In 1997, Oliver opened a collective known as the Hazard Factory, which he relocated to its current 2,200-square-foot Seattle, Washington space five years ago.

King County's Hazard Factory is comprised of about 30 members who are heavily involved in an annual power tool drag race in the region, with the event taking planning and preparation from all of them and other volunteers throughout a year's time.

Oliver also teaches welding, metal-casting and fabrication classes, when he isn't off making friends with flames.

Surprisingly enough, in his years of perfecting fire art through copper, steel, and aluminum structures, never once has he burned himself in his process. And, although regional fire departments originally saw Oliver as a threat, they've recently been recognizing more value in his art and the benefit of appreciating their common ties.

High voltage display panel High voltage display panel with handmade copper and brass switches and voltage fixtures.

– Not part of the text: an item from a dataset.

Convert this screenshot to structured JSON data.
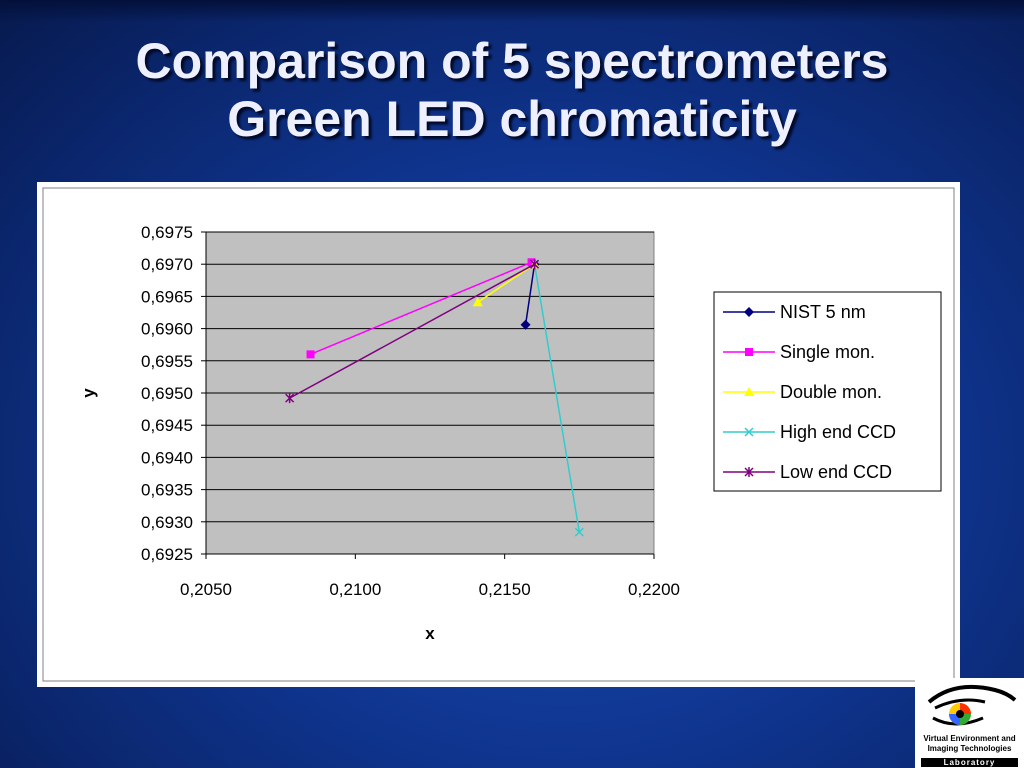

Photograph courtesy of Rusty Oliver

Today, Oliver uses perforated copper pipes, but in the past few years, he's also stirred into experimenting with high voltage and its effects on an open flame with copper electrodes to conduct currents while playing a Chemical Brothers song, seeing the flames reacting and bouncing to the sound.

"Lately, I've been casting Nerf guns and turning them into flamethrowers, implementing a copper manifold, while the propane propels fire almost four to six feet outward." Oliver says, "The form of the object is really elaborate. They look like these insane, crazy, giant science fiction weapons. But they seem like something that would much rather shoot an enormous ball of plasma or an open flame rather than a soft Nerf ball. This is what a Nerf gun wanted to be when it grew up. It's funny, but it's also a comment on the object and the role it plays in society."

He also builds aluminum, steel, and copper-constructed wings for fire performers and is newly casting bronze, too.

"Copper is nice because it's a very malleable, easy material to work with, it's reasonably tough, and it's really pretty," Oliver says. "I usually have 200 pounds of it on hand in sheets and washers. It has a timeless quality."

For the copper element of his live sculptures, Oliver sources his samplings from Alaskan Copper & Brass Company in Kent, Washington.

He's brought his fire art into public art walks in both Olympia and Seattle, along with Amsterdam's Robodock Arts Festival, with its focus largely on industrial arts.

In the past, when not spending 50 hours a week in the Hazard Factory and teaching an industrial-based sustainability and green manufacturing course at Seattle Central Community College, Oliver did commissions working as a personal instructor at people's homes, showing them the fragile yet fruitful way of laboring artistically with fire.

"Basically, everyone's a pyromaniac," Oliver concludes. "I just chose to go pro."